The White House expects the Supreme Court to open its fall term next month with a full nine justices, including Roberts and O'Connor, press secretary Scott McClellan said.

O'Connor said when she announced her retirement that she would remain on the court until her successor was nominated and confirmed. She decided to retire in large part to spend more time with her ailing husband.

Sen. John Cornyn, R-Texas, a member of the Senate Judiciary Committee, said "it's highly likely" that Bush will appoint a woman or a Hispanic to fill the O'Connor vacancy.

Several women are possible nominees, including:

_Appeals Court Judge Edith Clement of New Orleans, who was approved for her appeals court job in 2001 by a vote of 99-0. With a relatively brief time on the court, she does not have a long record of legal opinions.

_Judge Edith Jones of the 5th Circuit Court of Appeals. She was on a list of potential nominees for the elder President Bush in 1990, when he ended up nominating David Souter. She is one of the federal judiciary's most outspoken critics of Roe v. Wade, the decision that legalized abortion. In a 2004 opinion, she went out of her way to call on the high court to reconsider the case and overturn it.

_Judge Priscilla Owen, also from the 5th Circuit Court of Appeals, was initially blocked by Democrats, but then confirmed as part of the deal brokered to settle Senate disputes over controversial judges.

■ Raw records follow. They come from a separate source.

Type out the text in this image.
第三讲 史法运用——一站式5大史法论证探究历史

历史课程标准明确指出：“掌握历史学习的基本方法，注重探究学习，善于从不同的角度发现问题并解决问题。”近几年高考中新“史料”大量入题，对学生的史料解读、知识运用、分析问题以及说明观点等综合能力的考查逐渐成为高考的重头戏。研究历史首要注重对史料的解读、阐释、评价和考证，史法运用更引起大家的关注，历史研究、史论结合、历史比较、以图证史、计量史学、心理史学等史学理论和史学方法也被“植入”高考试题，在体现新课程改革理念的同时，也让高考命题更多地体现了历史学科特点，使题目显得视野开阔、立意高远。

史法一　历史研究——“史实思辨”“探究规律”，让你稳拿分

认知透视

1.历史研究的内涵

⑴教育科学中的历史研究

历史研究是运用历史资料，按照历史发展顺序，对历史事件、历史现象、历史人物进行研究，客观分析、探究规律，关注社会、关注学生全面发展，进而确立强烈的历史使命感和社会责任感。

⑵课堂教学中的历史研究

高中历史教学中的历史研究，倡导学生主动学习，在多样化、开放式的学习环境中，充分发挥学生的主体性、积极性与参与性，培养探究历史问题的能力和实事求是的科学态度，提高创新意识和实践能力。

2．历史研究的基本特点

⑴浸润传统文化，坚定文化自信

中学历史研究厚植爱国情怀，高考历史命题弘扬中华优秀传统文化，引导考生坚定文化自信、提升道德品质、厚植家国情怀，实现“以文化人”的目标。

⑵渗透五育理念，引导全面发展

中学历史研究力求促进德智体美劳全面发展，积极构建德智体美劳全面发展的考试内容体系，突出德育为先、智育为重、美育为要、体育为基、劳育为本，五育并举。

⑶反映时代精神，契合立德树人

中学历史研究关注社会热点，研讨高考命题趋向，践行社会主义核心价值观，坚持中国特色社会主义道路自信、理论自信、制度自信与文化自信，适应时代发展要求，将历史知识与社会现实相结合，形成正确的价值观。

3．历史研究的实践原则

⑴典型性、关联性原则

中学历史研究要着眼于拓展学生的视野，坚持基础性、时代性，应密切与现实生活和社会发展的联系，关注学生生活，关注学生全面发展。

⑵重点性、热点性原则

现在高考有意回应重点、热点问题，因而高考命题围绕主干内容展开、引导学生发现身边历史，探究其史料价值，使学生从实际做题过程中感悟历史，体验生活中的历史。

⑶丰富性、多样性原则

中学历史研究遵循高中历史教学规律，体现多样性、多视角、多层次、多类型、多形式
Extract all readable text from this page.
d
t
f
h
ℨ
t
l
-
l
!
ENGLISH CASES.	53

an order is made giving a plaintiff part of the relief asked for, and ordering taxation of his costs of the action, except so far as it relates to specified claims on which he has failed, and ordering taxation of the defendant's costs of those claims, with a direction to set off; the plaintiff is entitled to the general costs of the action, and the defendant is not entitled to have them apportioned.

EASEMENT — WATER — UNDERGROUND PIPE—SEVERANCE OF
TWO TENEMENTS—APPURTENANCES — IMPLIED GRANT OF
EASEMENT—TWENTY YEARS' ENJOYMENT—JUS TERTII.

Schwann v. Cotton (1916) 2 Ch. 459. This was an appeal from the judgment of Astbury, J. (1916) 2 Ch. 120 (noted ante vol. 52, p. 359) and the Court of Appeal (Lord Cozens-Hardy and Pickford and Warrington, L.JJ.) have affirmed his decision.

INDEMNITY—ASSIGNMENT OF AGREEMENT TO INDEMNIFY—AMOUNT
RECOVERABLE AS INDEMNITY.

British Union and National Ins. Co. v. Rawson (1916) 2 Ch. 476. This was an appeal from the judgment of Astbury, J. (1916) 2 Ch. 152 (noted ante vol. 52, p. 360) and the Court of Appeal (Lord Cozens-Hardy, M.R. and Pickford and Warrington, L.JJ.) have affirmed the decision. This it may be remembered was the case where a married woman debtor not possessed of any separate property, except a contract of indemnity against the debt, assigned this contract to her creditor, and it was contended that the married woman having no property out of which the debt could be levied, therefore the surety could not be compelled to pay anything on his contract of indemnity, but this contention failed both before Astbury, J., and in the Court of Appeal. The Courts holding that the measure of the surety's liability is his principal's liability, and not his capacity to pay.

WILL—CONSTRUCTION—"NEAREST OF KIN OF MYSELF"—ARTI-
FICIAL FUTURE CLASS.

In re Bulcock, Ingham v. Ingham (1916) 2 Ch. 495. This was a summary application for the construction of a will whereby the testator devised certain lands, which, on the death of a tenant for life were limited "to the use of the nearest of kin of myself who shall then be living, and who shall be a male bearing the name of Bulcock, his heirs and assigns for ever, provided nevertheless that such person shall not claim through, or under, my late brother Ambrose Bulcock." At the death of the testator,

_Judge Janice Rogers Brown, also once blocked by Democrats, was approved this summer for a slot on the Court of Appeals for the District of Columbia.

Among the possible Hispanic nominees:

_Attorney General Alberto Gonzales, who is close to Bush.

_Judge Emilio Garza of the 5th Circuit Court of Appeals, who was considered by the elder Bush for the seat that went to Clarence Thomas.


(Knight Ridder Newspapers correspondent James Kuhnhenn contributed to this report.)


(c) 2005, Knight Ridder/Tribune Information Services.